E mentre parlava, lui me lo stava insegnando ed io ho appreso l'ennesima lezione.

lunedì 24 marzo 2014

Imparare da quando si era bambini.

Ogni tanto ho un'insolita paura: quella di non essere, un domani, in nessun vecchio album di fotografie, da sfogliare di domenica pomeriggio, quando fuori piove e si diventa nostalgici.
Quella, in fondo, di non essere nei ricordi di nessuno, nonostante io ne abbia parecchi.
Quando ero piccola, per esempio, non ricordo di essere mai stata seduta sulle ginocchia di mio nonno paterno, ma sempre di fronte. Ero la prima nipote, quella grande, ed è per questo che forse mi ha sempre trattata da adulta. Lo faceva con le sue domande su quali fossero le mie prospettive di vita, seduti al tavolo, uno di fronte all'altro, come il maestro e la sua allieva. Come quando mi chiedeva cosa volessi fare da grande. Al contrario di molti bambini, non ho mai sognato di fare l'astronauta. Volevo fare la scrittrice.

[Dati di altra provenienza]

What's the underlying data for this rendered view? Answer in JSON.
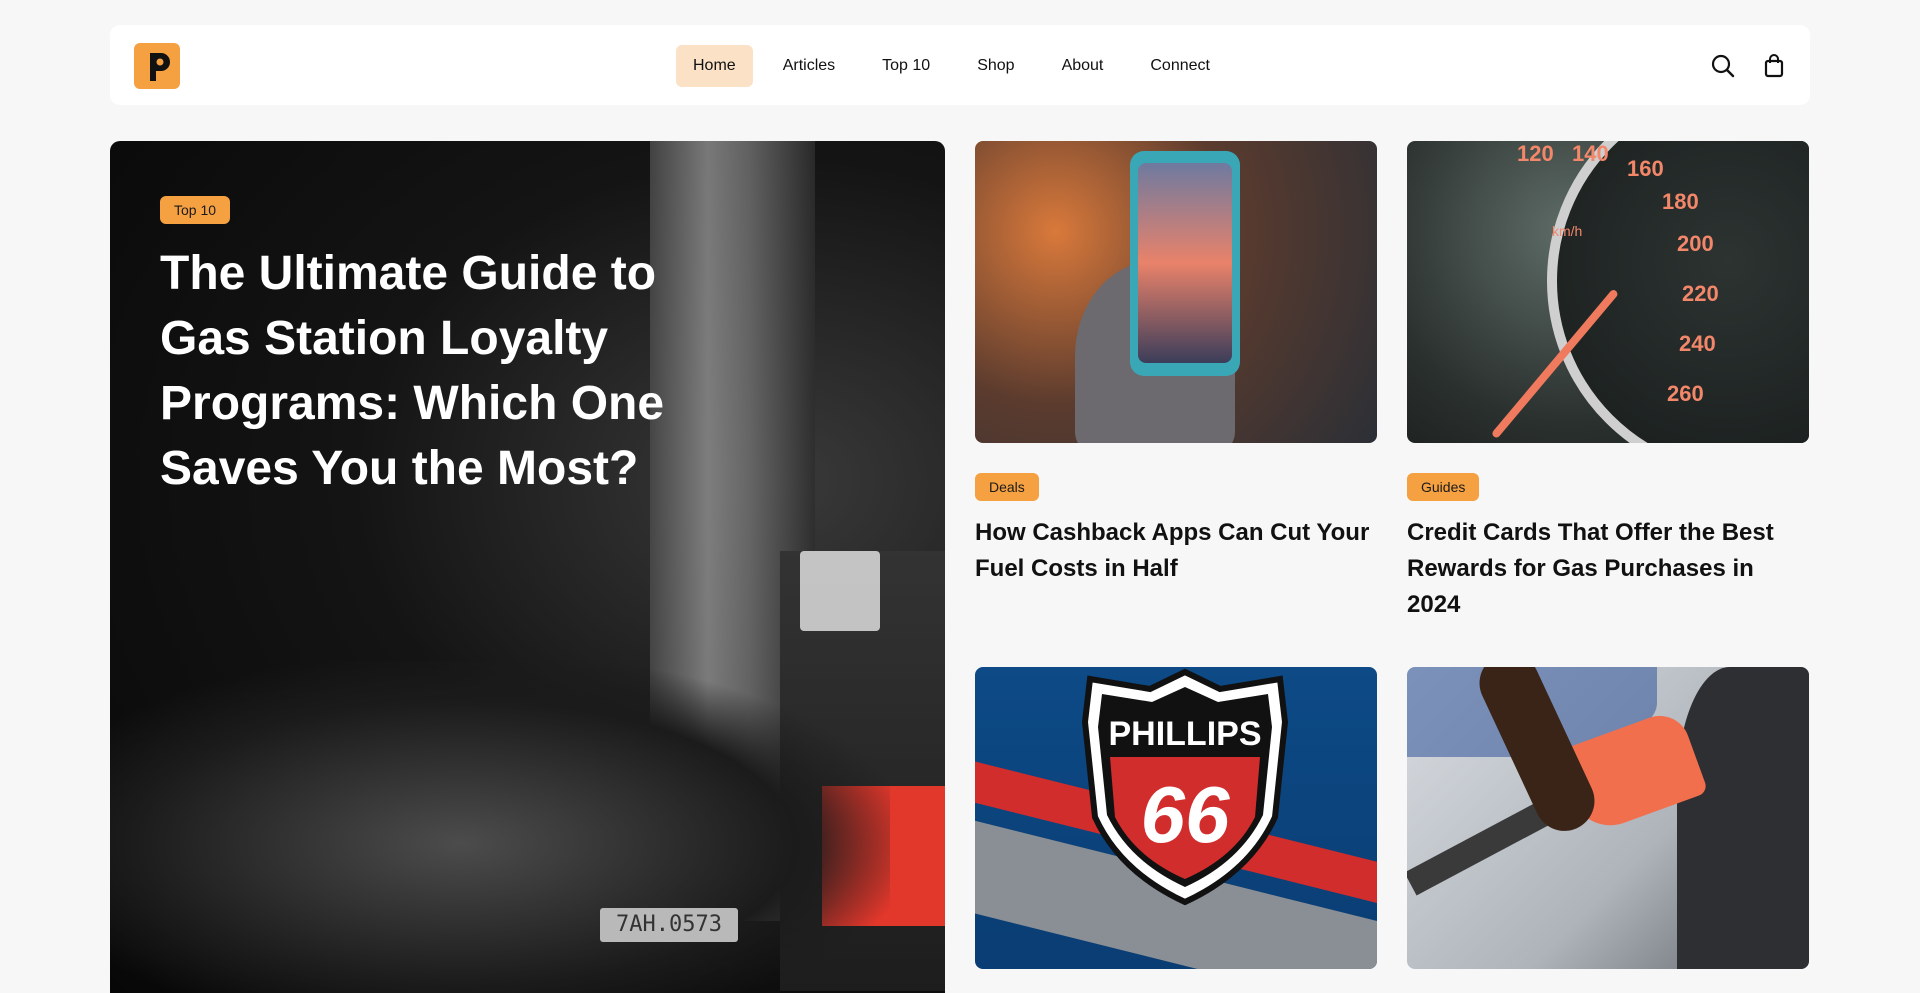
{
  "header": {
    "logo_icon": "p-logo-icon",
    "nav": [
      {
        "label": "Home",
        "active": true
      },
      {
        "label": "Articles"
      },
      {
        "label": "Top 10"
      },
      {
        "label": "Shop"
      },
      {
        "label": "About"
      },
      {
        "label": "Connect"
      }
    ],
    "icons": [
      "search-icon",
      "shopping-bag-icon"
    ]
  },
  "hero": {
    "badge": "Top 10",
    "title": "The Ultimate Guide to Gas Station Loyalty Programs: Which One Saves You the Most?",
    "plate_text": "7AH.0573"
  },
  "cards": [
    {
      "badge": "Deals",
      "title": "How Cashback Apps Can Cut Your Fuel Costs in Half"
    },
    {
      "badge": "Guides",
      "title": "Credit Cards That Offer the Best Rewards for Gas Purchases in 2024"
    },
    {
      "badge": "",
      "title": ""
    },
    {
      "badge": "",
      "title": ""
    }
  ],
  "speedo": {
    "unit": "km/h",
    "marks": [
      "120",
      "140",
      "160",
      "180",
      "200",
      "220",
      "240",
      "260"
    ]
  },
  "phillips": {
    "line1": "PHILLIPS",
    "line2": "66"
  },
  "colors": {
    "accent": "#f5a142",
    "nav_active_bg": "#fbe2c7",
    "page_bg": "#f7f7f7"
  }
}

Ma nonostante la mia giovane età, mi ponevo anche alternative nel caso in cui non ci fossi riuscita: la scultrice o la pittrice. In poche parole, avrei voluto essere un'artista. Mio nonno mi trattava da adulta, nelle domande, quanto nelle risposte. E allora mi fece presente che non avrei avuto bisogno di una rigida istruzione per fare tutto questo. Ed è per questo che forse ho represso tutto d'un tratto i miei desideri: perchè sin da piccola ho creduto che una buona educazione fosse la base per poter condurre una vita fatta di successi. Nessuno mi disse che avrei potuto fare entrambe le cose, l'ho capito strada facendo, quando sono diventata grande sul serio.
Appena ho imparato a leggere e scrivere, mi dilettavo nella scrittura di pensierini, su piccoli fogli di carta, che accartocciavo con cura e riponevo dietro la statua della Madonna, che mia nonna aveva sul mobile della cucina durante il mese di maggio. "Lei ti ascolta", mi diceva nonna, e allora ogni tanto le scrivevo, un po' come quando si scriveva a Babbo Natale, o come quando si credeva nella fatina dei denti. Un giorno però non ero a casa dei miei nonni, ed in casa non c'era nessuna statua cui potessi affidarmi, e allora dato che nonna mi aveva detto che "la Madonna ci ascolta sempre, ovunque noi siamo", ho incominciato a fare una preghiera, stringendo le mie manine più forte che potevo. La mia generazione è nata nei tempi in cui alle elementari esisteva una sezione, che comprendeva due classi, due diversi moduli. Io ero nella sezione F, modulo G. Ma per qualche strana ragione, le insegnanti avevano deciso di spostarmi nell'altra classe, nel timoroso modulo E. Io non ci volevo stare. Volevo i miei compagni. E allora chiesi alla Madonna di far tornare tutto come era prima. Il giorno seguente, appena entrò la maestra, mi disse di tornare nell'altra classe. Ricordo che in quel momento capii che i tuoi desideri diventano realtà, solo se realmente ci credi con tutto te stesso. Se lo fai, stringendo forte le mani sino a farle sudare, qualcuno ti ascolterà.
All'età di otto anni cominciai a scrivere il mio primo libro: Polvere di Stelle. Presi un vecchio diario, di quelli che si chiudevano con il lucchetto, e lo riempii scrivendo a mano almeno una ventina di racconti frutto della mia fantasia. Ognuno era intervallato da giochi o quiz che avrebbero intrattenuto il mio lettore immaginario. Quando mia sorella lo ebbe tra le mani, lo distrusse con una serie di scarabocchi. Anch'io ero piccola e ci rimasi molto male, ma pensai che avrei potuto un giorno scriverne un altro, e che quello era in fondo soltanto una bozza.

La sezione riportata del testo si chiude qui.